Lagu ini juga merupakan bentuk konkret dari gerakan kebudayaan yang diusung LSMI HMI Cabang Tasikmalaya. Di tengah kondisi di mana seni sering kali dipinggirkan atau bahkan dilupakan oleh kalangan mahasiswa, “1947” hadir sebagai ajakan dan pengingat bahwa dakwah kultural dan jihad intelektual adalah dua hal yang dapat berjalan seiring.

Dari segi musikalitas, lagu ini digarap dengan pendekatan yang sederhana namun sarat makna. Musiknya membangun suasana khidmat dan reflektif, membuat pendengar seolah diajak untuk duduk sejenak dan merenungkan perjalanan panjang HMI dari masa lalu hingga hari ini. Liriknya ditulis dengan pilihan kata yang tegas dan menyentuh, namun tetap bisa diterima oleh berbagai lapisan pendengar.

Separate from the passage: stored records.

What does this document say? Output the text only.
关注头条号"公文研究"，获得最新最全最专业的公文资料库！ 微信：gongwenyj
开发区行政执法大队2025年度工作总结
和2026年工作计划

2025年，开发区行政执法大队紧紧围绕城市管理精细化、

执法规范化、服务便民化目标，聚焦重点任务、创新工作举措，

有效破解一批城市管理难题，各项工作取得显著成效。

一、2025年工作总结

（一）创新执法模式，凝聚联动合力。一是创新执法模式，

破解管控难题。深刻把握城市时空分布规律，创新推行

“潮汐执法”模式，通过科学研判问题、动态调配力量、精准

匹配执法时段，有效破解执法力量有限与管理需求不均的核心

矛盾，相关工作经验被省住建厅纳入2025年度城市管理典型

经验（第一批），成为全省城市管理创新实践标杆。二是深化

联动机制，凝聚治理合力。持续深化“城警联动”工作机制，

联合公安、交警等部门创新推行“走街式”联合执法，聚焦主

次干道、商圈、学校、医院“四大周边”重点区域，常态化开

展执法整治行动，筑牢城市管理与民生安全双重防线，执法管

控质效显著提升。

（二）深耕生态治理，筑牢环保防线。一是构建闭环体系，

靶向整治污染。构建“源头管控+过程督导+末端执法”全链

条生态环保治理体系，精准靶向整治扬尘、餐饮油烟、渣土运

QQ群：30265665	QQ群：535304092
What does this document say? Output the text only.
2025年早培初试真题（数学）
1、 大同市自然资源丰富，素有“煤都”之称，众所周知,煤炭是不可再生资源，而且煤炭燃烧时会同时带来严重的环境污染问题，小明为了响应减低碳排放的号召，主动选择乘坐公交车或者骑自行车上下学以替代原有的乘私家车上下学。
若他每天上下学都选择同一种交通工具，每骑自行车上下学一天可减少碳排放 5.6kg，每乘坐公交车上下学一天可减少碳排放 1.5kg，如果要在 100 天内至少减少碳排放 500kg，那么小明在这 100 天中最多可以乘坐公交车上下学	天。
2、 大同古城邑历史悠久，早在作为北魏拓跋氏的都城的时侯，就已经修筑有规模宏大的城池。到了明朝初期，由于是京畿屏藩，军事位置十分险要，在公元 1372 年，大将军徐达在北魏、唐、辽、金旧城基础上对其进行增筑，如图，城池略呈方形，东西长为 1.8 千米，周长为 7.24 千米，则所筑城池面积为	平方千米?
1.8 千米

Peluncuran lagu “1947” juga menjadi bagian dari momentum peringatan Milad HMI ke-78. Harapannya, lagu ini bisa menjadi pengiring dalam berbagai kegiatan kaderisasi, pelatihan, dan panggung seni budaya HMI baik di komisariat, cabang, maupun tingkat nasional.

Sebagai penutup, Cepi menyampaikan harapan besar terhadap makna dan fungsi dari lagu ini. Ia ingin agar karya ini bukan sekadar dinyanyikan, tetapi juga dirasakan dan diwariskan. Sebab menurutnya, menjaga semangat perjuangan tak hanya dilakukan lewat forum atau orasi, tetapi juga bisa melalui lirik dan nada.

 “Lagu ini bukan milik pribadi saya, tetapi milik kita semua. Milik para kader HMI yang yakin bahwa himpunan ini bukan sekadar organisasi formal, tetapi adalah rumah besar perjuangan yang perlu dijaga dengan cinta, kerja, dan karya, ” tutup Cepi.

Melalui “1947”, sejarah HMI kini tak hanya tertulis di buku dan dokumen, tetapi juga mengalun dalam nada, merasuk ke jiwa, dan hadir dalam setiap ruang yang menyuarakan perjuangan.